Ricardo Urrecheaga hingegen hat sich Görlitz nicht ausgesucht. Über die Zwischenstation Spanien kam der gelernte Elektriker vor vier Jahren als Flüchtling nach Deutschland – und wurde von den Behörden nach Görlitz geschickt. Über eine Freundin, die auch aus Venezuela kommt, lernte er hier die anderen beiden kennen. Die Männer verstanden sich – und hatten irgendwann die Idee, ein Restaurant zu eröffnen, „Wir wollen arbeiten“, erklärt Ricardo Urrecheaga. Von der ersten Idee bis zur Eröffnung am vorigen Donnerstag habe es drei Jahre gebraucht. Das geeignete Lokal fanden sie schließlich über ein Schild an der Fassade, auf dem stand, dass das Lokal zu verkaufen oder zu vermieten sei.
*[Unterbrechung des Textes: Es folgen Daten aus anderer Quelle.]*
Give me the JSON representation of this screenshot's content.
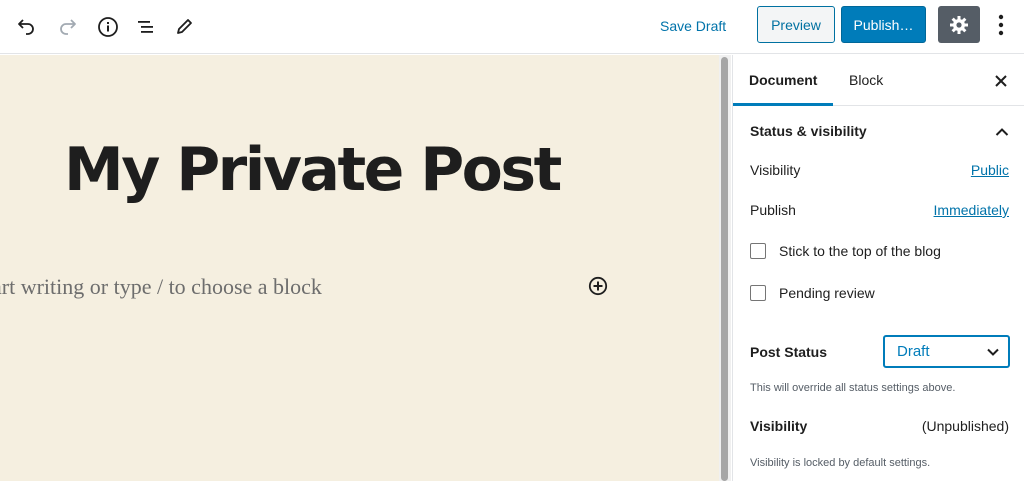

Das Trio entschied sich schließlich für die Miete. Andere Leute haben das ganze Hotel gekauft. Sie wollen es auch weiterhin als Hotel betreiben. Die Venezolaner indes haben sich beim neuen Besitzer eingemietet – und vorige Woche eröffnet. Auf der Speisekarte stehen Speisen aus ganz Südamerika. Jede Menge Steaks natürlich, aber auch ganz andere Spezialitäten. César Alberto Velasco Hernández empfiehlt neben den Steaks zum Beispiel Arepas: Kleine Taschen aus Maismehl, gefüllt mit Hähnchen oder anderen Inhalten und serviert mit einer grünen Soße. Oder Pabellón Criollo, ein traditionelles Gericht aus Venezuela. Es vereint zarte geschmorte Rindfleischstücke mit schwarzen Bohnen, weißem Reis und frittierten reifen Kochbananen.
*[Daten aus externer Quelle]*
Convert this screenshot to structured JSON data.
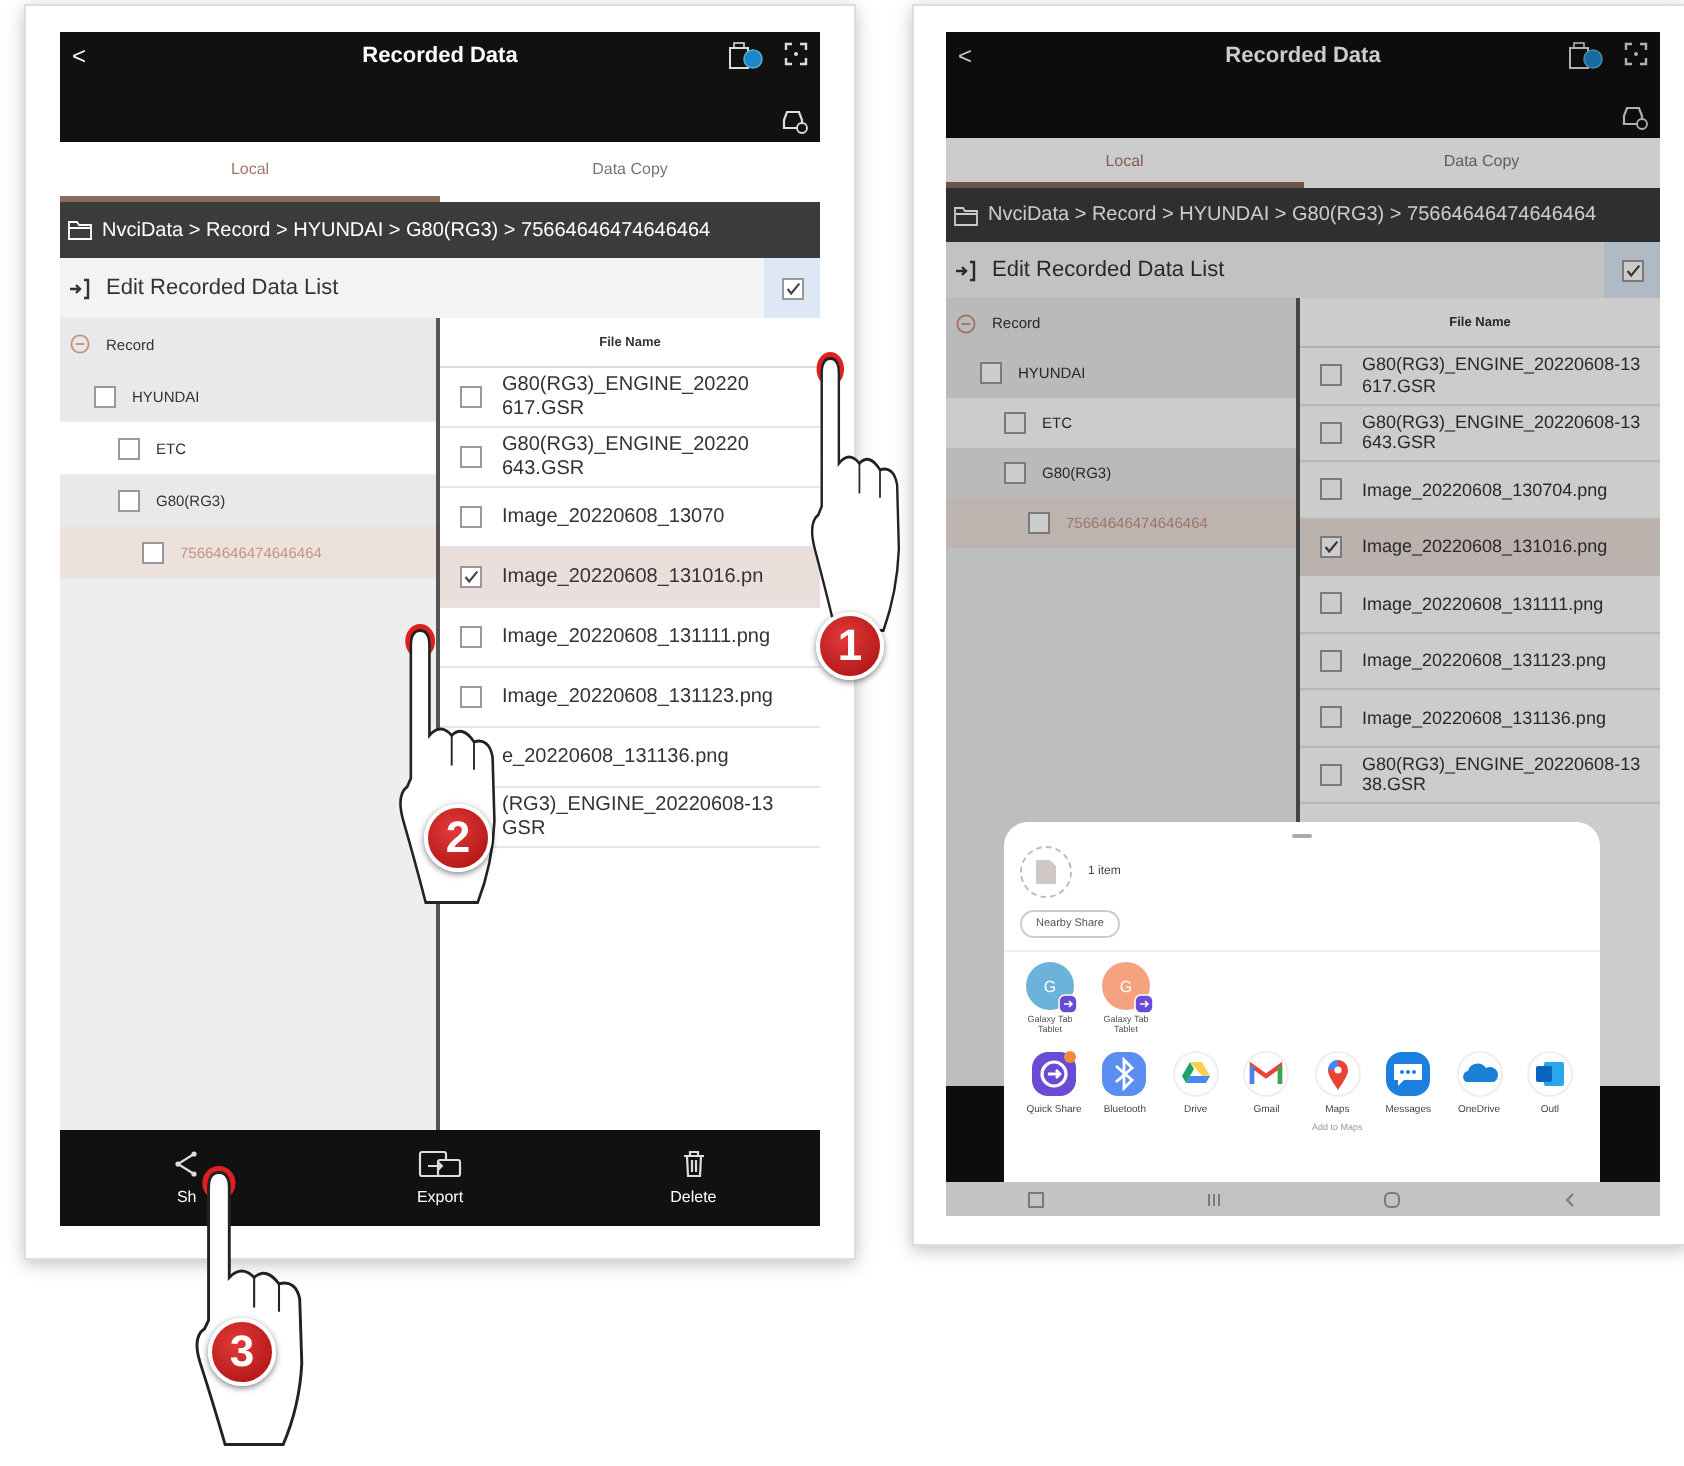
{
  "screens": [
    {
      "back": "<",
      "title": "Recorded Data",
      "tabs": [
        {
          "label": "Local",
          "selected": true
        },
        {
          "label": "Data Copy",
          "selected": false
        }
      ],
      "breadcrumb": "NvciData > Record > HYUNDAI > G80(RG3) > 75664646474646464",
      "toolbar": {
        "label": "Edit Recorded Data List",
        "checked": true
      },
      "tree": {
        "label": "Record",
        "expanded": true,
        "selected": false,
        "children": [
          {
            "label": "HYUNDAI",
            "checked": false,
            "selected": false,
            "children": [
              {
                "label": "ETC",
                "checked": false,
                "selected": false
              },
              {
                "label": "G80(RG3)",
                "checked": false,
                "selected": false,
                "children": [
                  {
                    "label": "75664646474646464",
                    "checked": false,
                    "selected": true
                  }
                ]
              }
            ]
          }
        ]
      },
      "files": {
        "header": "File Name",
        "rows": [
          {
            "name": "G80(RG3)_ENGINE_20220\n617.GSR",
            "checked": false,
            "selected": false
          },
          {
            "name": "G80(RG3)_ENGINE_20220\n643.GSR",
            "checked": false,
            "selected": false
          },
          {
            "name": "Image_20220608_13070",
            "checked": false,
            "selected": false
          },
          {
            "name": "Image_20220608_131016.pn",
            "checked": true,
            "selected": true
          },
          {
            "name": "Image_20220608_131111.png",
            "checked": false,
            "selected": false
          },
          {
            "name": "Image_20220608_131123.png",
            "checked": false,
            "selected": false
          },
          {
            "name": "e_20220608_131136.png",
            "selected": false
          },
          {
            "name": "(RG3)_ENGINE_20220608-13\nGSR",
            "selected": false
          }
        ]
      },
      "actions": [
        {
          "kind": "share",
          "label": "Sh"
        },
        {
          "kind": "export",
          "label": "Export"
        },
        {
          "kind": "delete",
          "label": "Delete"
        }
      ],
      "callouts": [
        {
          "number": "1"
        },
        {
          "number": "2"
        },
        {
          "number": "3"
        }
      ]
    },
    {
      "back": "<",
      "title": "Recorded Data",
      "dimmed": true,
      "nav_bar": true,
      "tabs": [
        {
          "label": "Local",
          "selected": true
        },
        {
          "label": "Data Copy",
          "selected": false
        }
      ],
      "breadcrumb": "NvciData > Record > HYUNDAI > G80(RG3) > 75664646474646464",
      "toolbar": {
        "label": "Edit Recorded Data List",
        "checked": true
      },
      "tree": {
        "label": "Record",
        "expanded": true,
        "selected": false,
        "children": [
          {
            "label": "HYUNDAI",
            "checked": false,
            "selected": false,
            "children": [
              {
                "label": "ETC",
                "checked": false,
                "selected": false
              },
              {
                "label": "G80(RG3)",
                "checked": false,
                "selected": false,
                "children": [
                  {
                    "label": "75664646474646464",
                    "checked": false,
                    "selected": true
                  }
                ]
              }
            ]
          }
        ]
      },
      "files": {
        "header": "File Name",
        "rows": [
          {
            "name": "G80(RG3)_ENGINE_20220608-13\n617.GSR",
            "checked": false,
            "selected": false
          },
          {
            "name": "G80(RG3)_ENGINE_20220608-13\n643.GSR",
            "checked": false,
            "selected": false
          },
          {
            "name": "Image_20220608_130704.png",
            "checked": false,
            "selected": false
          },
          {
            "name": "Image_20220608_131016.png",
            "checked": true,
            "selected": true
          },
          {
            "name": "Image_20220608_131111.png",
            "checked": false,
            "selected": false
          },
          {
            "name": "Image_20220608_131123.png",
            "checked": false,
            "selected": false
          },
          {
            "name": "Image_20220608_131136.png",
            "checked": false,
            "selected": false
          },
          {
            "name": "G80(RG3)_ENGINE_20220608-13\n38.GSR",
            "checked": false,
            "selected": false
          }
        ]
      },
      "share_sheet": {
        "summary": "1 item",
        "nearby": "Nearby Share",
        "devices": [
          {
            "initial": "G",
            "name": "Galaxy Tab",
            "sub": "Tablet",
            "color": "#6bb3d9"
          },
          {
            "initial": "G",
            "name": "Galaxy Tab",
            "sub": "Tablet",
            "color": "#f5a27f"
          }
        ],
        "apps": [
          {
            "kind": "quick_share",
            "label": "Quick Share"
          },
          {
            "kind": "bluetooth",
            "label": "Bluetooth"
          },
          {
            "kind": "drive",
            "label": "Drive"
          },
          {
            "kind": "gmail",
            "label": "Gmail"
          },
          {
            "kind": "maps",
            "label": "Maps",
            "sublabel": "Add to Maps"
          },
          {
            "kind": "messages",
            "label": "Messages"
          },
          {
            "kind": "onedrive",
            "label": "OneDrive"
          },
          {
            "kind": "outlook",
            "label": "Outl"
          }
        ]
      }
    }
  ]
}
Die Bar ist gut bestückt mit Getränken aus Lateinamerika, darunter Rum aus Venezuela und Kolumbien sowie südamerikanische Weine.
Die Bar ist gut bestückt mit Getränken aus Lateinamerika, darunter Rum aus Venezuela und Kolumbien sowie südamerikanische Weine. © Martin Schneider

Alle Zutaten beziehen die Betreiber über einen Großmarkt, vieles kommt wirklich aus Südamerika. „Das Fleisch zum Beispiel ist aus Argentinien, Uruguay und Venezuela“, erklärt der Chef. Auch die meisten Getränke stammen aus Südamerika. Nur das Bier hat einen kurzen Anreiseweg: aus der Görlitzer Landskron-Brauerei.

Bei den Öffnungszeiten ist das Trio noch am Probieren. Diese Woche gibt es Frühstück und Abendessen, ab nächster Woche zusätzlich auch Mittagstisch und ab 12. September schließlich El Rodizio. „Die ersten Vorbestellungen dafür haben wir schon“, sagt der Chef. Und auch zur Eröffnung vorige Woche seien viele der 70 Sitze innen und 40 draußen besetzt gewesen.